On 07/16/2015 10:07 AM, Waiman Long wrote:
On 07/16/2015 01:42 AM, Peter Zijlstra wrote:
On Wed, Jul 15, 2015 at 08:18:23PM -0400, Waiman Long wrote:
On 07/15/2015 05:10 AM, Peter Zijlstra wrote:
      /*
+ * A failed cmpxchg doesn't provide any memory-ordering guarantees,
+     * so we need a barrier to order the read of the node data in
+     * pv_unhash *after* we've read the lock being _Q_SLOW_VAL.
+     *
+     * Matches the cmpxchg() in pv_wait_head() setting _Q_SLOW_VAL.
+     */
+    smp_rmb();
According to memory_barriers.txt, cmpxchg() is a full memory barrier. It
didn't say a failed cmpxchg will lose its memory guarantee. So is the
documentation right?
The documentation is not entirely clear on this; but there are hints
that this is so.

Or is that true for some architectures? I think it is
not true for x86.
On x86 LOCK CMPXCHG is always a sync point, but yes there are archs for
which a failed cmpxchg does _NOT_ provide any barrier semantics.

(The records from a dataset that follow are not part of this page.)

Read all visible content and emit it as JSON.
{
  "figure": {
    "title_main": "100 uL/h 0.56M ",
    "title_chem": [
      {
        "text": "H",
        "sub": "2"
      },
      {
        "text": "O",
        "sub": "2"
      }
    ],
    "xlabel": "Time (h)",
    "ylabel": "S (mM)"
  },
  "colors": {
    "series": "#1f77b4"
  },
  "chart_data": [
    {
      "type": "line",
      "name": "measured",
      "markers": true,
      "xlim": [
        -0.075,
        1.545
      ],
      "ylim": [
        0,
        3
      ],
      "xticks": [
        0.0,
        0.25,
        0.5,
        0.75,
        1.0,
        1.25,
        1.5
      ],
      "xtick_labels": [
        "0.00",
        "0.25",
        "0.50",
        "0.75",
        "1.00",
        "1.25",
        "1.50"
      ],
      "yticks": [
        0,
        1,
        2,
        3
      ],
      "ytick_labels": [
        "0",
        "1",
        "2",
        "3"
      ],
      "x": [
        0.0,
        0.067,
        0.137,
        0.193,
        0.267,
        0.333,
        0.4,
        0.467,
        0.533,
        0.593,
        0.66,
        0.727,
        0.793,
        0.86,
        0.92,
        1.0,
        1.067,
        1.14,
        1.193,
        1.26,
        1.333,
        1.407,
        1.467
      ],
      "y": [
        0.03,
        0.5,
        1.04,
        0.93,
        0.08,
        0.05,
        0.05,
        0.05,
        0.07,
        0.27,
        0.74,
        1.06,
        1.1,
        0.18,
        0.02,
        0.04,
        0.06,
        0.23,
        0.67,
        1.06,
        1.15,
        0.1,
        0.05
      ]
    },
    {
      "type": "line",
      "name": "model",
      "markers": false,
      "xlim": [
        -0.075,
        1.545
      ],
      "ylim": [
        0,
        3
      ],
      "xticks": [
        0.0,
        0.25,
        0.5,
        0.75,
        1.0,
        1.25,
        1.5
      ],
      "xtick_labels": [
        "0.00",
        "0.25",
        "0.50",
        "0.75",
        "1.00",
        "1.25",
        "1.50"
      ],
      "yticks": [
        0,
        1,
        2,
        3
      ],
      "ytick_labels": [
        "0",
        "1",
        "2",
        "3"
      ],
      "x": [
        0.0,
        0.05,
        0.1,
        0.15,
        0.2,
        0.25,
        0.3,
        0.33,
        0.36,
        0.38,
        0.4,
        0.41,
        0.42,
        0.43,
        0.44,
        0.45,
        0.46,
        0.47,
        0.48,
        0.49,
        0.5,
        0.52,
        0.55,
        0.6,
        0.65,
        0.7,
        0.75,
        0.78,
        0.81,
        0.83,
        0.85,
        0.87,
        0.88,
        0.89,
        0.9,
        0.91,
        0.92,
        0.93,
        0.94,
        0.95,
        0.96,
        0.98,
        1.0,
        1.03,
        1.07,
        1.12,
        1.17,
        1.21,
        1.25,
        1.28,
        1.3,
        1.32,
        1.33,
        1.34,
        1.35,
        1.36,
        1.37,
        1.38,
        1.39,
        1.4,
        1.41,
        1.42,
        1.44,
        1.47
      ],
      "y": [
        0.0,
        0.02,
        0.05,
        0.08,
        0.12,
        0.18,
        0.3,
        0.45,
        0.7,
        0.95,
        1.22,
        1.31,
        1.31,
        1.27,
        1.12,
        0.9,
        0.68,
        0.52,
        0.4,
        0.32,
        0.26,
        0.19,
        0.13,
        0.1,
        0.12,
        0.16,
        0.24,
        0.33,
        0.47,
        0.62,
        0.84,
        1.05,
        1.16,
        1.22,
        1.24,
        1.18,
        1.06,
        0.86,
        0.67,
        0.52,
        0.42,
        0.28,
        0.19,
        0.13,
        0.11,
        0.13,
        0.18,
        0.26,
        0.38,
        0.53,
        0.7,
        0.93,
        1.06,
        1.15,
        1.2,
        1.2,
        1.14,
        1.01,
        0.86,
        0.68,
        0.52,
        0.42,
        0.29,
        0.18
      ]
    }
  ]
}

The reason I started looking was because Will made Argh64 one of those.

That is what I suspected. In that case, I am fine with the patch as smp_rmb() is an nop in x86 anyway.

Acked-by:  Waiman Long <waiman.l...@hp.com>

BTW, I think we also need to update the documentation to make it clear that a failed cmpxchg() or atomic_cmpxchg() may not be a full memory barrier as most people may not be aware of that.


I suspect that there may be other places in the kernel that have similar problem. An alternative will be to strengthen cmpxchg() in architectures like arm64 to act as full memory barrier no matter the result and defined relaxed version with no such guarantee.